Camine hacia mi clase de Literatura maldiciendo todo a mi paso. Por qué estaba tan enojada! Qué era lo que me molestaba?

No le puse ni un poco de atención a la condenada clase; mi mente vagaba en la nieve que podía ver por la ventana.

Segunda clase lo mismo, ni siquiera me digne a abrir el libro.

Así pasé el día hasta el almuerzo. Después de no haber socializado con nadie en todo e día, era momento de conversar por unos segundos.

Me senté con mi plato lleno de spaghetti en la mesa e intente recobrar la sonrisa que había perdido esta semana.

-Sigues de mal humor gruñona? –me preguntó Jasper. Le saqué la lengua en forma de respuesta. No podía seguir seudo enojada por algo que había visto y que claramente no significaba nada.

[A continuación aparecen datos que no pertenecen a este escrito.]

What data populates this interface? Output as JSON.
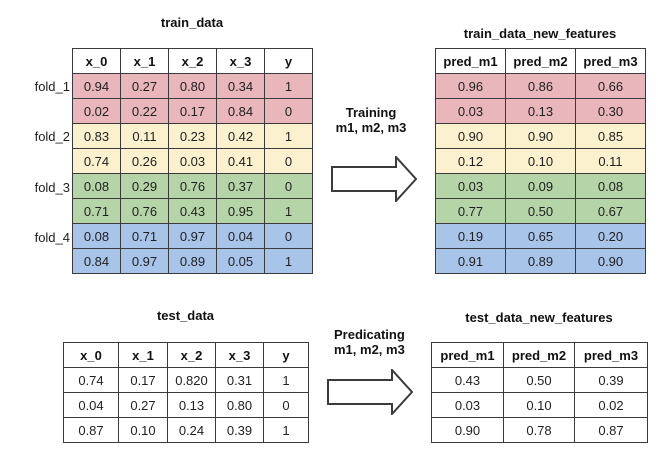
{
  "colors": {
    "fold_1": "#e9b7bb",
    "fold_2": "#fbf1ce",
    "fold_3": "#b5d5a8",
    "fold_4": "#a9c4e9",
    "plain": "#ffffff",
    "border": "#3b3b3b"
  },
  "top": {
    "train": {
      "title": "train_data",
      "fold_labels": [
        "fold_1",
        "fold_2",
        "fold_3",
        "fold_4"
      ],
      "headers": [
        "x_0",
        "x_1",
        "x_2",
        "x_3",
        "y"
      ],
      "rows": [
        {
          "color": "fold_1",
          "values": [
            "0.94",
            "0.27",
            "0.80",
            "0.34",
            "1"
          ]
        },
        {
          "color": "fold_1",
          "values": [
            "0.02",
            "0.22",
            "0.17",
            "0.84",
            "0"
          ]
        },
        {
          "color": "fold_2",
          "values": [
            "0.83",
            "0.11",
            "0.23",
            "0.42",
            "1"
          ]
        },
        {
          "color": "fold_2",
          "values": [
            "0.74",
            "0.26",
            "0.03",
            "0.41",
            "0"
          ]
        },
        {
          "color": "fold_3",
          "values": [
            "0.08",
            "0.29",
            "0.76",
            "0.37",
            "0"
          ]
        },
        {
          "color": "fold_3",
          "values": [
            "0.71",
            "0.76",
            "0.43",
            "0.95",
            "1"
          ]
        },
        {
          "color": "fold_4",
          "values": [
            "0.08",
            "0.71",
            "0.97",
            "0.04",
            "0"
          ]
        },
        {
          "color": "fold_4",
          "values": [
            "0.84",
            "0.97",
            "0.89",
            "0.05",
            "1"
          ]
        }
      ]
    },
    "arrow": {
      "line1": "Training",
      "line2": "m1, m2, m3"
    },
    "new_features": {
      "title": "train_data_new_features",
      "headers": [
        "pred_m1",
        "pred_m2",
        "pred_m3"
      ],
      "rows": [
        {
          "color": "fold_1",
          "values": [
            "0.96",
            "0.86",
            "0.66"
          ]
        },
        {
          "color": "fold_1",
          "values": [
            "0.03",
            "0.13",
            "0.30"
          ]
        },
        {
          "color": "fold_2",
          "values": [
            "0.90",
            "0.90",
            "0.85"
          ]
        },
        {
          "color": "fold_2",
          "values": [
            "0.12",
            "0.10",
            "0.11"
          ]
        },
        {
          "color": "fold_3",
          "values": [
            "0.03",
            "0.09",
            "0.08"
          ]
        },
        {
          "color": "fold_3",
          "values": [
            "0.77",
            "0.50",
            "0.67"
          ]
        },
        {
          "color": "fold_4",
          "values": [
            "0.19",
            "0.65",
            "0.20"
          ]
        },
        {
          "color": "fold_4",
          "values": [
            "0.91",
            "0.89",
            "0.90"
          ]
        }
      ]
    }
  },
  "bottom": {
    "test": {
      "title": "test_data",
      "headers": [
        "x_0",
        "x_1",
        "x_2",
        "x_3",
        "y"
      ],
      "rows": [
        {
          "color": "plain",
          "values": [
            "0.74",
            "0.17",
            "0.820",
            "0.31",
            "1"
          ]
        },
        {
          "color": "plain",
          "values": [
            "0.04",
            "0.27",
            "0.13",
            "0.80",
            "0"
          ]
        },
        {
          "color": "plain",
          "values": [
            "0.87",
            "0.10",
            "0.24",
            "0.39",
            "1"
          ]
        }
      ]
    },
    "arrow": {
      "line1": "Predicating",
      "line2": "m1, m2, m3"
    },
    "new_features": {
      "title": "test_data_new_features",
      "headers": [
        "pred_m1",
        "pred_m2",
        "pred_m3"
      ],
      "rows": [
        {
          "color": "plain",
          "values": [
            "0.43",
            "0.50",
            "0.39"
          ]
        },
        {
          "color": "plain",
          "values": [
            "0.03",
            "0.10",
            "0.02"
          ]
        },
        {
          "color": "plain",
          "values": [
            "0.90",
            "0.78",
            "0.87"
          ]
        }
      ]
    }
  }
}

-Propongo una pelea de nieve después de clases –dijo Alice.

-Acepto –dije desafiando mientras me tomaba un sorbo de jugo de manzana.

-Pero tenemos educación física ahora –se lamentó Rose.

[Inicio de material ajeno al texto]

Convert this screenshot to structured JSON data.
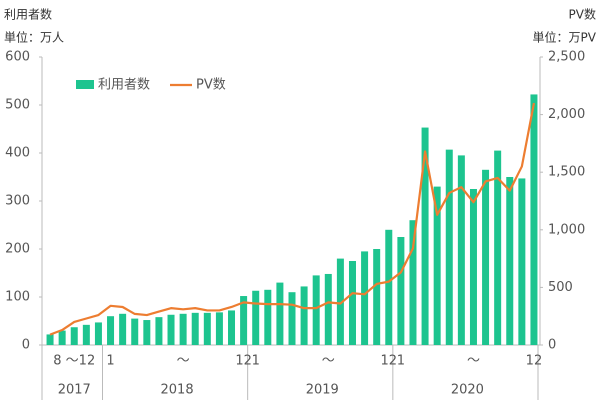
{
  "chart_data": {
    "type": "bar_line",
    "y_title": "利用者数",
    "y_unit": "単位：万人",
    "y2_title": "PV数",
    "y2_unit": "単位：万PV",
    "categories": [
      null,
      null,
      "8 ～12",
      null,
      null,
      "1",
      null,
      null,
      null,
      null,
      null,
      "～",
      null,
      null,
      null,
      null,
      "12",
      "1",
      null,
      null,
      null,
      null,
      null,
      "～",
      null,
      null,
      null,
      null,
      "12",
      "1",
      null,
      null,
      null,
      null,
      null,
      "～",
      null,
      null,
      null,
      null,
      "12"
    ],
    "year_labels": [
      "2017",
      "2018",
      "2019",
      "2020"
    ],
    "series": [
      {
        "name": "利用者数",
        "type": "bar",
        "color": "#1dc48f",
        "values": [
          22,
          30,
          37,
          42,
          47,
          60,
          65,
          55,
          52,
          58,
          63,
          65,
          67,
          67,
          68,
          72,
          102,
          113,
          115,
          130,
          110,
          122,
          145,
          148,
          180,
          175,
          195,
          200,
          240,
          225,
          260,
          453,
          330,
          407,
          395,
          325,
          365,
          405,
          350,
          347,
          522
        ]
      },
      {
        "name": "PV数",
        "type": "line",
        "axis": "y2",
        "color": "#ed7d31",
        "values": [
          90,
          130,
          200,
          230,
          260,
          340,
          330,
          270,
          260,
          290,
          320,
          310,
          320,
          300,
          300,
          330,
          370,
          360,
          355,
          355,
          350,
          320,
          320,
          370,
          360,
          450,
          440,
          530,
          550,
          630,
          840,
          1680,
          1130,
          1320,
          1370,
          1240,
          1420,
          1450,
          1340,
          1550,
          2100
        ]
      }
    ],
    "ylim": [
      0,
      600
    ],
    "yticks": [
      0,
      100,
      200,
      300,
      400,
      500,
      600
    ],
    "y2lim": [
      0,
      2500
    ],
    "y2ticks": [
      0,
      500,
      {
        "value": 1000,
        "label": "1,000"
      },
      {
        "value": 1500,
        "label": "1,500"
      },
      {
        "value": 2000,
        "label": "2,000"
      },
      {
        "value": 2500,
        "label": "2,500"
      }
    ],
    "grid": false,
    "legend": "upper left"
  }
}
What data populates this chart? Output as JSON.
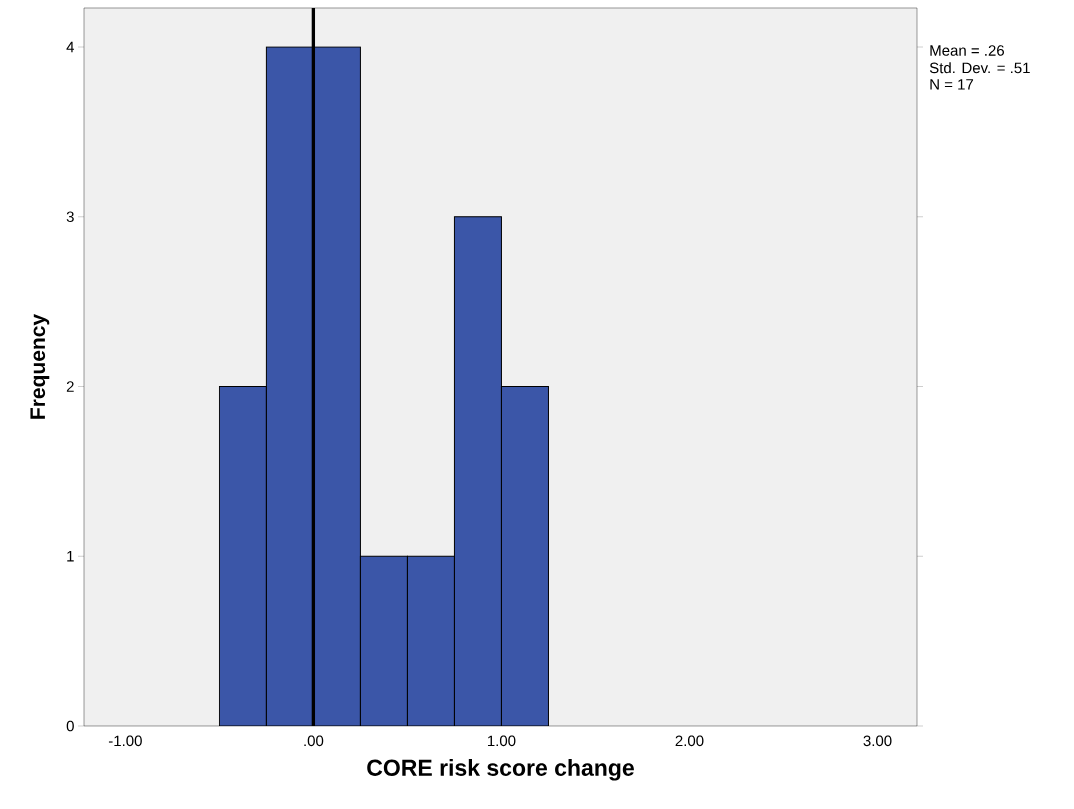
{
  "chart_data": {
    "type": "histogram",
    "xlabel": "CORE risk score change",
    "ylabel": "Frequency",
    "bins": [
      -0.5,
      -0.25,
      0,
      0.25,
      0.5,
      0.75,
      1.0,
      1.25
    ],
    "values": [
      2,
      4,
      4,
      1,
      1,
      3,
      2
    ],
    "color": "#3b56a8",
    "xlim": [
      -1.22,
      3.21
    ],
    "ylim": [
      0,
      4.23
    ],
    "xticks": [
      {
        "value": -1,
        "label": "-1.00"
      },
      {
        "value": 0,
        "label": ".00"
      },
      {
        "value": 1,
        "label": "1.00"
      },
      {
        "value": 2,
        "label": "2.00"
      },
      {
        "value": 3,
        "label": "3.00"
      }
    ],
    "yticks": [
      0,
      1,
      2,
      3,
      4
    ],
    "ref_lines": [
      {
        "axis": "x",
        "value": 0,
        "color": "#000000"
      }
    ],
    "annotations": [
      "Mean = .26",
      "Std. Dev. = .51",
      "N = 17"
    ]
  }
}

-Que floja eres hermanita –le dijo Jasper.

Todos nos reímos, pero por supuesto tenía que llegar Edward para arruinarlo.

-Hola –dijo casi en tono arrogante. Como si se burlara de nosotros… o de mí.- Victoria va a sentarse con nosotros hoy.

Miré a la sonriente chica. Seguramente para ella esto era como ganarse la Lotería. Sentarse con los Cullen según había escuchado no era cualquier cosa…

Edward movió la silla para que ella se sentara en medio del silencio que se había hecho en la mesa.

Fue como un puntapié directo en el estomago. Mover la silla ya era mucho, esto no era mi imaginación.

Tomé con fuerza una cucharada de mi plato y mastiqué sin dejar de observar a Edward con cara de furia.

Alice me había pedido que la esperara para irnos juntas al gimnasio así que tuve que quedarme en la mesa un poco más después de haberme terminado el almuerzo.

Empezaba a no soportar la cara tan sonriente de Edward. Movía mi pié nerviosamente y apoyé mi cabeza sobre mi mano de manera desinteresada.

-Auch! –dijo Victoria.

-Lo siento –la había golpeado mientras movía mi pie.

-Descuida.

-Vamonos Bella –dijo Alice.

Me levanté de mi asiento y mis ojos se encontraron un minuto con los de Edward. Una mirada vacía.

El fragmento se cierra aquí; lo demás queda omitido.